A Prism is the right optic for:
- Sealed class hierarchies where each subclass is a distinct case
- Discriminated unions or tagged values
- Extracting and constructing a specific variant without pattern-matching at every call site
Defining a Prism
Prism<S, A> takes two functions:
getOrModify—S -> Either<S, A>:Right(a)when the variant matches,Left(s)(the original value, unchanged) when it does notreverseGet—A -> S: wrapaback into the matching variant
// A sealed hierarchy representing a configuration value that can be
// a String, an int, or a boolean.
sealed class ConfigValue {}
final class CString extends ConfigValue {
final String value;
CString(this.value);
}
final class CInt extends ConfigValue {
final int value;
CInt(this.value);
}
final class CBool extends ConfigValue {
final bool value;
CBool(this.value);
}
// A Prism<S, A> focuses on one variant of a sum type.
// It requires two functions:
// getOrModify : S -> Either<S, A> (Right if the variant matches, Left otherwise)
// reverseGet : A -> S (construct the variant from A)
final stringP = Prism<ConfigValue, String>(
(cv) => switch (cv) {
CString(:final value) => Right(value),
_ => Left(cv),
},
CString.new,
);
final intP = Prism<ConfigValue, int>(
(cv) => switch (cv) {
CInt(:final value) => Right(value),
_ => Left(cv),
},
CInt.new,
);
final boolP = Prism<ConfigValue, bool>(
(cv) => switch (cv) {
CBool(:final value) => Right(value),
_ => Left(cv),
},
CBool.new,
);
Using a Prism
void prismUsage() {
final ConfigValue cv = CString('hello');
// getOption — Some when the variant matches, None otherwise
final str = stringP.getOption(cv); // Some('hello')
final num = intP.getOption(cv); // None
// reverseGet — always constructs the target variant
final constructed = intP.reverseGet(42); // CInt(42)
// modify — no-op when the variant does not match
final upper = stringP.modify((s) => s.toUpperCase())(cv); // CString('HELLO')
final unchanged = intP.modify((n) => n + 1)(cv); // CString('hello') — no match
// replace — convenience shorthand for modify((_) => value)
final replaced = stringP.replace('world')(cv); // CString('world')
}
modify and replace are no-ops when the variant does not match — the
original value is returned unchanged.
Composing Prisms
andThenP composes two Prisms.

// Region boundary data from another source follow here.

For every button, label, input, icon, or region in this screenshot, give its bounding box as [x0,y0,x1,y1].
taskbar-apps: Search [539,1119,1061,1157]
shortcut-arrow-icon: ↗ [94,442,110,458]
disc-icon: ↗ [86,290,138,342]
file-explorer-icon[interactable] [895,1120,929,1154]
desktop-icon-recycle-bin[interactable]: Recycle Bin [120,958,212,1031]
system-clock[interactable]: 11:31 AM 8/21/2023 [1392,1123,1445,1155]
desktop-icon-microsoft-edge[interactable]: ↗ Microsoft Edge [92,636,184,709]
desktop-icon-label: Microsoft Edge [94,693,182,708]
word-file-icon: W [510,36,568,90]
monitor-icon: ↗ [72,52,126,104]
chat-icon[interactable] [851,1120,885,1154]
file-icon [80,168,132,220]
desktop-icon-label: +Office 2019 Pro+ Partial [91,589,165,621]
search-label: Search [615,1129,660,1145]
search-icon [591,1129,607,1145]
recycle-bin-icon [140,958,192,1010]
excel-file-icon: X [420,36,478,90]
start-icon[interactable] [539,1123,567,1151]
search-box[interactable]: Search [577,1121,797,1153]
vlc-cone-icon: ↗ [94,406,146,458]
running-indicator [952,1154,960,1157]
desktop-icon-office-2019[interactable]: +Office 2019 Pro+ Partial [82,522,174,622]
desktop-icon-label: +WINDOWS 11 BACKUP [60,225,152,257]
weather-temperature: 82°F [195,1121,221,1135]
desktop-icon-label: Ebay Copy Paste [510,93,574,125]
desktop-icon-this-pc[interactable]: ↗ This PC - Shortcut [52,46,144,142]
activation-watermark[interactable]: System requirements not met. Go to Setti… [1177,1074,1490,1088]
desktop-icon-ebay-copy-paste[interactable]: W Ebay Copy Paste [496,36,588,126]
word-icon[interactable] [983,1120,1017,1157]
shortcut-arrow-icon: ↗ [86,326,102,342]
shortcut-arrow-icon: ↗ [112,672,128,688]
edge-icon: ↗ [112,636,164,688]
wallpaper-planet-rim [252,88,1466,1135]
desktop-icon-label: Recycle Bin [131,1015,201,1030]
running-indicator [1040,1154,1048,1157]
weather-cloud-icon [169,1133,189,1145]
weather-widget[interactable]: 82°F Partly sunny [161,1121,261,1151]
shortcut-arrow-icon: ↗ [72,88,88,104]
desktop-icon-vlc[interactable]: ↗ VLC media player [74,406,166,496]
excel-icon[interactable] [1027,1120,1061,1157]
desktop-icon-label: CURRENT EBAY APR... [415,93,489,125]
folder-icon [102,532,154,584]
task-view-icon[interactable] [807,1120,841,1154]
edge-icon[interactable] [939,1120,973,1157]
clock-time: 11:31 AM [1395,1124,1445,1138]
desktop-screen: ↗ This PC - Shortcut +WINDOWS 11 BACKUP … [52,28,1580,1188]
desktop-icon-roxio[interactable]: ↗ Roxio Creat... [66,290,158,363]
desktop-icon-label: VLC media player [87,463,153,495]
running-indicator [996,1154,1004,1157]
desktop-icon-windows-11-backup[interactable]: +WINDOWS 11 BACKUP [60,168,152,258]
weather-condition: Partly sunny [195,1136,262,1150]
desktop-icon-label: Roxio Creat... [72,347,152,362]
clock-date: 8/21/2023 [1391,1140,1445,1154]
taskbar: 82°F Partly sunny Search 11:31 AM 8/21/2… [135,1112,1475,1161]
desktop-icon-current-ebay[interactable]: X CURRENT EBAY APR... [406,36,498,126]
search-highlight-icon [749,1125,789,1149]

The resulting Prism succeeds only when both
match:
// andThenP composes two Prisms: both variants must match for the result to succeed.
final positiveIntP = Prism<ConfigValue, int>(
(cv) => switch (cv) {
CInt(:final value) when value > 0 => Right(value),
_ => Left(cv),
},
CInt.new,
).andThenP(
Prism<int, String>(
(i) => i > 0 ? Right(i.toString()) : Left(i),
(s) => int.parse(s),
),
);
void composeUsage() {
final cv = CInt(7);
final str = positiveIntP.getOption(cv); // Some('7')
final neg = CInt(-1);
final noStr = positiveIntP.getOption(neg); // None
}
Dart's exhaustive switch already handles sum-type matching at a single call
site. Prism pays off when the same variant is extracted or constructed in
multiple places, or when you want to pass the extraction logic as a value
(e.g. to a higher-order combinator).